The factor that distinguishes those orders which come within the purview of Article 90, Uniform Code of Military Justice, from those that do not is that the former contain a clear mandate that the accused do a specific thing at a specific time, while the latter do not. In deciding the issue, courts have looked beyond the specification to determine from the evidence whether there was such a clear mandate. United States v. Petterson, 14 M.J. 608, 612 (A.F.C.M.R.1982), pet. granted, 15 M.J. 64 (C.M.A.1983); United States v. Couser, supra; United States v. Bagby, 41 C.M.R. at 730.
In the case at bar, the lieutenant did not testify that he ordered Beattie to do anything other than to go to work and follow the instructions of the noncommissioned officers. One of the staff sergeants present confirmed that this was all Beattie was told to do. Another testified that he heard the lieutenant tell Beattie to report to his place of duty. Although Beattie’s ordinary place of duty was the motor pool, neither the acting commander nor the platoon sergeant wanted him there in view of his intoxication. Hence, the order from the lieutenant for Beattie to report to his place of duty, without further clarification as to where that was, does not, under the facts of this case, provide a clear enough mandate to establish a violation of Article 90, Uniform Code of Military Justice. The remainder of the order, to follow the instructions of the noncommissioned officers, is the type of order condemned by United States v. Bratcher, supra.

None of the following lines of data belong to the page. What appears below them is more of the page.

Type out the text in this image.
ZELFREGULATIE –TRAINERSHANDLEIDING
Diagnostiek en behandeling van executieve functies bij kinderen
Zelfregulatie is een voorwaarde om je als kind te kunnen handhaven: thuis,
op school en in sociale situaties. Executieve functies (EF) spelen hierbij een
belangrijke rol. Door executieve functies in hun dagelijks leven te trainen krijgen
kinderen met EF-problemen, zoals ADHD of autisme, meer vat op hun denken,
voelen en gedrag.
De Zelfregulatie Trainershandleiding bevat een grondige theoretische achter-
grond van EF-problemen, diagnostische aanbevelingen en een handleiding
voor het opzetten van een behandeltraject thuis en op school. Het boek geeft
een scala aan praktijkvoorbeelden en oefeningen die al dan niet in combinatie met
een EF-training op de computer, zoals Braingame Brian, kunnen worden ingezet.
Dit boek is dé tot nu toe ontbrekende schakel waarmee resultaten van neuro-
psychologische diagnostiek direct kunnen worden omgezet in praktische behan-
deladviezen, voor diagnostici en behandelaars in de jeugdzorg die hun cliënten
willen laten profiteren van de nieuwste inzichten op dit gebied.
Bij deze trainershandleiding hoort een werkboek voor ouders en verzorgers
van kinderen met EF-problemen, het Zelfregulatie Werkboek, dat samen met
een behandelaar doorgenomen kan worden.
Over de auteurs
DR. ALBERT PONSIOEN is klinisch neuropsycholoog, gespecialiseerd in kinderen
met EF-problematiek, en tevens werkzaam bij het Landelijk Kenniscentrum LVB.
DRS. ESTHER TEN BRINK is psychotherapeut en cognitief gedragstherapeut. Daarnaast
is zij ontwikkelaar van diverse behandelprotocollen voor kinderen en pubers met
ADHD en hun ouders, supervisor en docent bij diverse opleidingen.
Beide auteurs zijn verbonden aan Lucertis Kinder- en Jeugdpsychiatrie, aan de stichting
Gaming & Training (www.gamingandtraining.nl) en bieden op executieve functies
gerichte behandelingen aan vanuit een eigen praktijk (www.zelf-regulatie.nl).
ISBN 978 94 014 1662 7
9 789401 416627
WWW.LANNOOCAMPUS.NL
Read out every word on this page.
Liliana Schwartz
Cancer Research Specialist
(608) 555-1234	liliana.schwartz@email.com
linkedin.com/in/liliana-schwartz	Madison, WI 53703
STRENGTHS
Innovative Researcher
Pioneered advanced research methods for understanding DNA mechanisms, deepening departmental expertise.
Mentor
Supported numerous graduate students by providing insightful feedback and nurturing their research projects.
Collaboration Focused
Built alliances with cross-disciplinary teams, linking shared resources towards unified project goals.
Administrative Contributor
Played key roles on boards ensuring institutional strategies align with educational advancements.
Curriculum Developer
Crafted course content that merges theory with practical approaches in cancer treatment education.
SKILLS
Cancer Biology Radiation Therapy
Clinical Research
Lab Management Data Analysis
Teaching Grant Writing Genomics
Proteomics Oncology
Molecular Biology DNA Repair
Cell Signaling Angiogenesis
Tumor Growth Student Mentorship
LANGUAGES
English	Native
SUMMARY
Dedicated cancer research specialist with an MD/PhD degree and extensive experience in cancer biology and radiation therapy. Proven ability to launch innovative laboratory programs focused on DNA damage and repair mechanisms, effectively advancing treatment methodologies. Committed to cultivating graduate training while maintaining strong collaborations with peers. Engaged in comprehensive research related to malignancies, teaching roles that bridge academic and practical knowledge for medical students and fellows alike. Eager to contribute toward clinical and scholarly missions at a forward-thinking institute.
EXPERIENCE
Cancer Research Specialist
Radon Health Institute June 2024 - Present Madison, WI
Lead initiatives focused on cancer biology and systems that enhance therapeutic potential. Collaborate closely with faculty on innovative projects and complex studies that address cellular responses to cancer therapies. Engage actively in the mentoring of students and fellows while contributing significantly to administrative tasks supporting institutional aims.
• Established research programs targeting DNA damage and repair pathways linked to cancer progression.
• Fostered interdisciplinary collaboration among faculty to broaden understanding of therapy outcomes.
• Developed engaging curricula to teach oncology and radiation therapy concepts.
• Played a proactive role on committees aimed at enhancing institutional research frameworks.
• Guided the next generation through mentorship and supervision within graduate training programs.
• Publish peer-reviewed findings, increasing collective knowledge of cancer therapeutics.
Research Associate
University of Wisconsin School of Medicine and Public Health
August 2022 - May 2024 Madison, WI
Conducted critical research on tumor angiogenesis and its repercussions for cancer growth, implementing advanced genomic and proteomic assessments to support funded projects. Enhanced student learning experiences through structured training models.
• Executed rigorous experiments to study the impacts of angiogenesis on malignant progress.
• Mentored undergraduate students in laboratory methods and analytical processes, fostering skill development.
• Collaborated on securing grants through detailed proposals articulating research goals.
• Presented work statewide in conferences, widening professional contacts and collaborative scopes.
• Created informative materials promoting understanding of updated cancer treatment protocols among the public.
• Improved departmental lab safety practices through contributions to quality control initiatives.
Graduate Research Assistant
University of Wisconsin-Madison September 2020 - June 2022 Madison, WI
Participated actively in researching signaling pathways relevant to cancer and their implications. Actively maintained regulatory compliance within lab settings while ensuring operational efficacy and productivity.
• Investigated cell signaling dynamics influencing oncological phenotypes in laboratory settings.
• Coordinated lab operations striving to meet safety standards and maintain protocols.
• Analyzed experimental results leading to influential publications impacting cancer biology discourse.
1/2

Appellant’s other assignment of error, that there was insufficient evidence to support the conviction of disorderly conduct, has been considered and found to be without merit.
The finding of guilty of Additional Charge II and its specification is set aside and the charge is dismissed. The remaining findings of guilty are affirmed. Reassessing the sentence on the basis of the error noted and the record, the Court affirms the sentence.